Il est quand même paradoxal que le milieu bancaire, dont émane les agences de notation, grand responsable de la crise économique et sociale actuelle (placements toxiques, investissements douteux...), soit aujourd'hui l'arbitre d'une situation qu'il a provoqué. Un prochain sommet international devrait se pencher sur l'encadrement du marché des notations.
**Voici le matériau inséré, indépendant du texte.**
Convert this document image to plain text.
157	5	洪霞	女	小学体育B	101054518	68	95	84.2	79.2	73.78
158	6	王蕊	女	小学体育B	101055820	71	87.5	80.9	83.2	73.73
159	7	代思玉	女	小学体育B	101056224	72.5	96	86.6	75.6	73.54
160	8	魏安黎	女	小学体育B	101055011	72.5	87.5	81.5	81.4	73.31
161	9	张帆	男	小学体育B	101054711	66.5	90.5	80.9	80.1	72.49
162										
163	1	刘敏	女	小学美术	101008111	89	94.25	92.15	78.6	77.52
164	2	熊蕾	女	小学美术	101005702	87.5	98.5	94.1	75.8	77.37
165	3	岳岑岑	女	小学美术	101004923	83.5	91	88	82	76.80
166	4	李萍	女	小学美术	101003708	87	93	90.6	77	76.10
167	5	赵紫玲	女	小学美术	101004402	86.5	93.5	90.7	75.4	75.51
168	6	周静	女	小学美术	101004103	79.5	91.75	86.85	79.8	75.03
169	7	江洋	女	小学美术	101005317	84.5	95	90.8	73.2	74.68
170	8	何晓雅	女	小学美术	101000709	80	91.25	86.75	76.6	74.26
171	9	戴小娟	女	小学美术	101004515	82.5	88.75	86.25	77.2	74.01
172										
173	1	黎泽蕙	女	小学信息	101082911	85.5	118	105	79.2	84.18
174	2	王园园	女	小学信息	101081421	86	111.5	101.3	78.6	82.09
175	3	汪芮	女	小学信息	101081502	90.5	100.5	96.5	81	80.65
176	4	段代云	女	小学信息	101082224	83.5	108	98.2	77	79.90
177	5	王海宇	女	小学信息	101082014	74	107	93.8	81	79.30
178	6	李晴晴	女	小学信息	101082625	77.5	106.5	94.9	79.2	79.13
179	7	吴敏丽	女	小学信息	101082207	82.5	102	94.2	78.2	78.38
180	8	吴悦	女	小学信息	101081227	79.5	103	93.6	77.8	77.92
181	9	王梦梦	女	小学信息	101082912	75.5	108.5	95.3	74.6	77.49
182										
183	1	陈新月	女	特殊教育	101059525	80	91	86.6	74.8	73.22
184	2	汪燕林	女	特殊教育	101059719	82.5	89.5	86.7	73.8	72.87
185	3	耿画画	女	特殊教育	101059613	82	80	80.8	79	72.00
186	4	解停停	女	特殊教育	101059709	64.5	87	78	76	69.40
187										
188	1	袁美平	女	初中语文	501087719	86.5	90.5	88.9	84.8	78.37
Il est toutefois évidement que la perte du triple A sanctionne la gestion calamiteuse de Nicolas Sarkozy. Il n'a à la bouche que les mots convergences avec l'Allemagne, mais c'est la France qui vient de recevoir la fessée.
La dette a explosé en grande partie parce que la politique fiscale qu'il a mené a été injuste. Il y a moins d'une semaine, Nicolas Sarkozy proposait encore d'ajouter une nouvelle dose d'austérité à tous les Français avec la TVA sociale. Le président qui se disait protecteur a été sifflé pour politique irresponsable.
Il n'a pas su imposer l'intervention de la BCE dans la crise économique actuelle. Si les traités interdisent de prêter directement aux Etats, rien n'interdit des prêts aux Etats via la banque européenne d'investissement ou les banques nationales pour alléger les intérêts de la dette.
Ce sont malheureusement les français qui vont trinquer car la baisse de croissance qui va en résulter aura une conséquence malheureuse sur l'emploi.
La réponse à la crise ne doit être en aucun cas l'austérité ou la pression fiscale. Seule une vraie politique de réindustrialisation grâce à l'innovation, de soutien au PME-PMI pourra être une réponse efficace à la crise.